Additionally, the steps of a method or algorithm described in connection with the implementations

disclosed herein can be embodied directly in hardware, in a software module executed by a processor, or in a combination of the two. A software module can reside in RAM memory, flash memory, ROM memory, EPROM memory, EEPROM memory, registers, hard disk, a removable disk, a CD-ROM, or any other form of storage medium including a network storage medium. A storage medium can be coupled to the processor such that the processor can read information from, and write information to, the storage medium. In the alternative, the storage medium can be integral to the processor.
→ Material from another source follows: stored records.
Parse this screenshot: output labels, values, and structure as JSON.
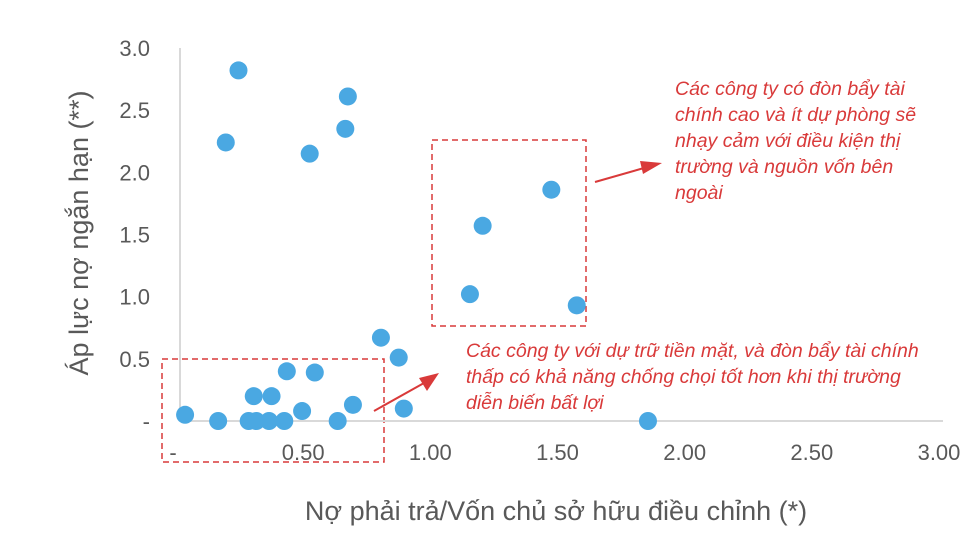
{
  "chart_data": {
    "type": "scatter",
    "xlabel": "Nợ phải trả/Vốn chủ sở hữu điều chỉnh (*)",
    "ylabel": "Áp lực nợ ngắn hạn (**)",
    "xlim": [
      0,
      3
    ],
    "ylim": [
      0,
      3
    ],
    "x_ticks": [
      {
        "value": 0,
        "label": "-"
      },
      {
        "value": 0.5,
        "label": "0.50"
      },
      {
        "value": 1.0,
        "label": "1.00"
      },
      {
        "value": 1.5,
        "label": "1.50"
      },
      {
        "value": 2.0,
        "label": "2.00"
      },
      {
        "value": 2.5,
        "label": "2.50"
      },
      {
        "value": 3.0,
        "label": "3.00"
      }
    ],
    "y_ticks": [
      {
        "value": 0,
        "label": "-"
      },
      {
        "value": 0.5,
        "label": "0.5"
      },
      {
        "value": 1.0,
        "label": "1.0"
      },
      {
        "value": 1.5,
        "label": "1.5"
      },
      {
        "value": 2.0,
        "label": "2.0"
      },
      {
        "value": 2.5,
        "label": "2.5"
      },
      {
        "value": 3.0,
        "label": "3.0"
      }
    ],
    "grid": false,
    "point_color": "#4aa8e2",
    "points": [
      {
        "x": 0.23,
        "y": 2.82
      },
      {
        "x": 0.18,
        "y": 2.24
      },
      {
        "x": 0.51,
        "y": 2.15
      },
      {
        "x": 0.66,
        "y": 2.61
      },
      {
        "x": 0.65,
        "y": 2.35
      },
      {
        "x": 0.79,
        "y": 0.67
      },
      {
        "x": 0.86,
        "y": 0.51
      },
      {
        "x": 0.42,
        "y": 0.4
      },
      {
        "x": 0.53,
        "y": 0.39
      },
      {
        "x": 0.29,
        "y": 0.2
      },
      {
        "x": 0.36,
        "y": 0.2
      },
      {
        "x": 0.68,
        "y": 0.13
      },
      {
        "x": 0.88,
        "y": 0.1
      },
      {
        "x": 0.48,
        "y": 0.08
      },
      {
        "x": 0.02,
        "y": 0.05
      },
      {
        "x": 0.15,
        "y": 0.0
      },
      {
        "x": 0.27,
        "y": 0.0
      },
      {
        "x": 0.3,
        "y": 0.0
      },
      {
        "x": 0.35,
        "y": 0.0
      },
      {
        "x": 0.41,
        "y": 0.0
      },
      {
        "x": 0.62,
        "y": 0.0
      },
      {
        "x": 1.84,
        "y": 0.0
      },
      {
        "x": 1.19,
        "y": 1.57
      },
      {
        "x": 1.46,
        "y": 1.86
      },
      {
        "x": 1.14,
        "y": 1.02
      },
      {
        "x": 1.56,
        "y": 0.93
      }
    ],
    "annotations": [
      {
        "text": "Các công ty có đòn bẩy tài chính cao và ít dự phòng sẽ nhạy cảm với điều kiện thị trường và nguồn vốn bên ngoài"
      },
      {
        "text": "Các công ty với dự trữ tiền mặt, và đòn bẩy tài chính thấp có khả năng chống chọi tốt hơn khi thị trường diễn biến bất lợi"
      }
    ],
    "highlight_color": "#d93a3a"
  }
}
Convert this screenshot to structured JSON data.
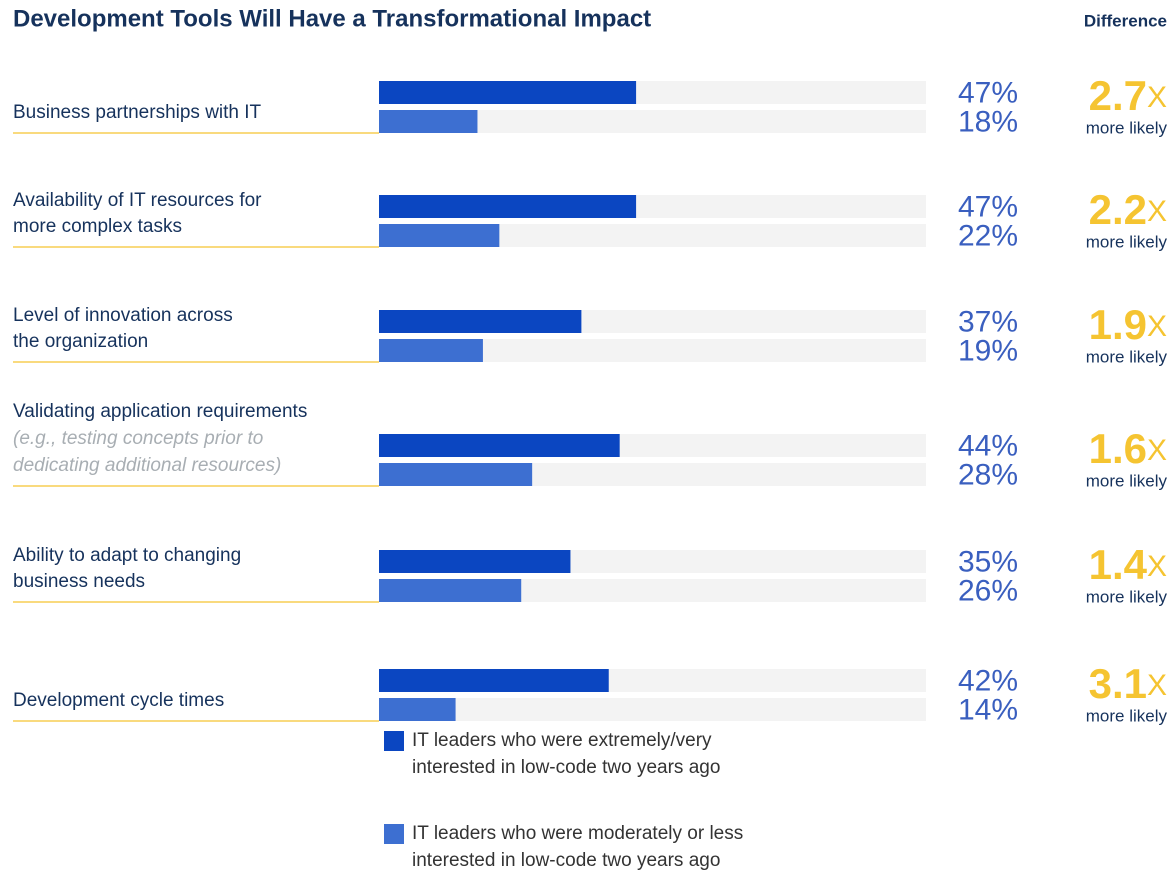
{
  "chart_data": {
    "type": "bar",
    "orientation": "horizontal",
    "title": "Development Tools Will Have a Transformational Impact",
    "categories": [
      "Business partnerships with IT",
      "Availability of IT resources for\nmore complex tasks",
      "Level of innovation across\nthe organization",
      "Validating application requirements",
      "Ability to adapt to changing\nbusiness needs",
      "Development cycle times"
    ],
    "category_notes": [
      null,
      null,
      null,
      "(e.g., testing concepts prior to\ndedicating additional resources)",
      null,
      null
    ],
    "series": [
      {
        "name": "IT leaders who were extremely/very\ninterested in low-code two years ago",
        "color": "#0b46c1",
        "values": [
          47,
          47,
          37,
          44,
          35,
          42
        ],
        "value_labels": [
          "47%",
          "47%",
          "37%",
          "44%",
          "35%",
          "42%"
        ]
      },
      {
        "name": "IT leaders who were moderately or less\ninterested in low-code two years ago",
        "color": "#3d6fd1",
        "values": [
          18,
          22,
          19,
          28,
          26,
          14
        ],
        "value_labels": [
          "18%",
          "22%",
          "19%",
          "28%",
          "26%",
          "14%"
        ]
      }
    ],
    "xlim": [
      0,
      100
    ],
    "difference": {
      "title": "Difference",
      "values": [
        2.7,
        2.2,
        1.9,
        1.6,
        1.4,
        3.1
      ],
      "unit": "X",
      "note": "more likely"
    }
  }
}
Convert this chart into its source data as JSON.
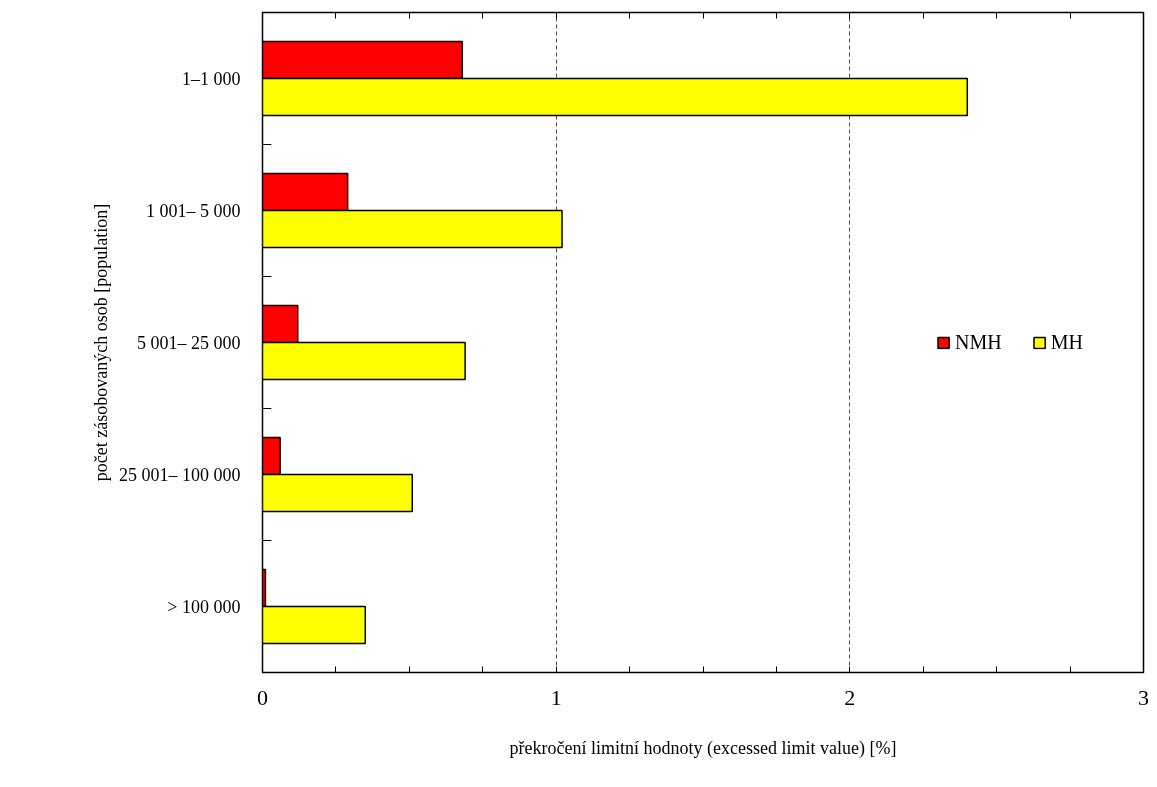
{
  "chart_data": {
    "type": "bar",
    "orientation": "horizontal",
    "xlabel": "překročení limitní hodnoty (excessed limit value) [%]",
    "ylabel": "počet zásobovaných osob [population]",
    "categories": [
      "1–1 000",
      "1 001– 5 000",
      "5 001– 25 000",
      "25 001– 100 000",
      "> 100 000"
    ],
    "series": [
      {
        "name": "NMH",
        "color": "#ff0000",
        "values": [
          0.68,
          0.29,
          0.12,
          0.06,
          0.01
        ]
      },
      {
        "name": "MH",
        "color": "#ffff00",
        "values": [
          2.4,
          1.02,
          0.69,
          0.51,
          0.35
        ]
      }
    ],
    "xlim": [
      0,
      3
    ],
    "xticks": [
      0,
      {
        "value": 0.25,
        "label": null
      },
      {
        "value": 0.5,
        "label": null
      },
      {
        "value": 0.75,
        "label": null
      },
      1,
      {
        "value": 1.25,
        "label": null
      },
      {
        "value": 1.5,
        "label": null
      },
      {
        "value": 1.75,
        "label": null
      },
      2,
      {
        "value": 2.25,
        "label": null
      },
      {
        "value": 2.5,
        "label": null
      },
      {
        "value": 2.75,
        "label": null
      },
      3
    ],
    "grid": "x",
    "legend": "right"
  }
}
The processor and the storage medium can also reside in an ASIC.

The above description of the disclosed implementations is provided to enable any person skilled in the art to make or use the invention. Various modifications to these implementations will be readily apparent to those skilled in the art, and the generic principles described herein can be applied to other implementations without departing from the spirit or scope of the invention. Thus, it is to be understood that the description and drawings presented herein represent a presently preferred implementation of the invention and are therefore representative of the subject matter which is broadly contemplated by the present invention. It is further understood that the scope of

the present invention fully encompasses other implementations that may become obvious to those skilled in the art and that the scope of the present invention is accordingly limited by nothing other than the appended claims.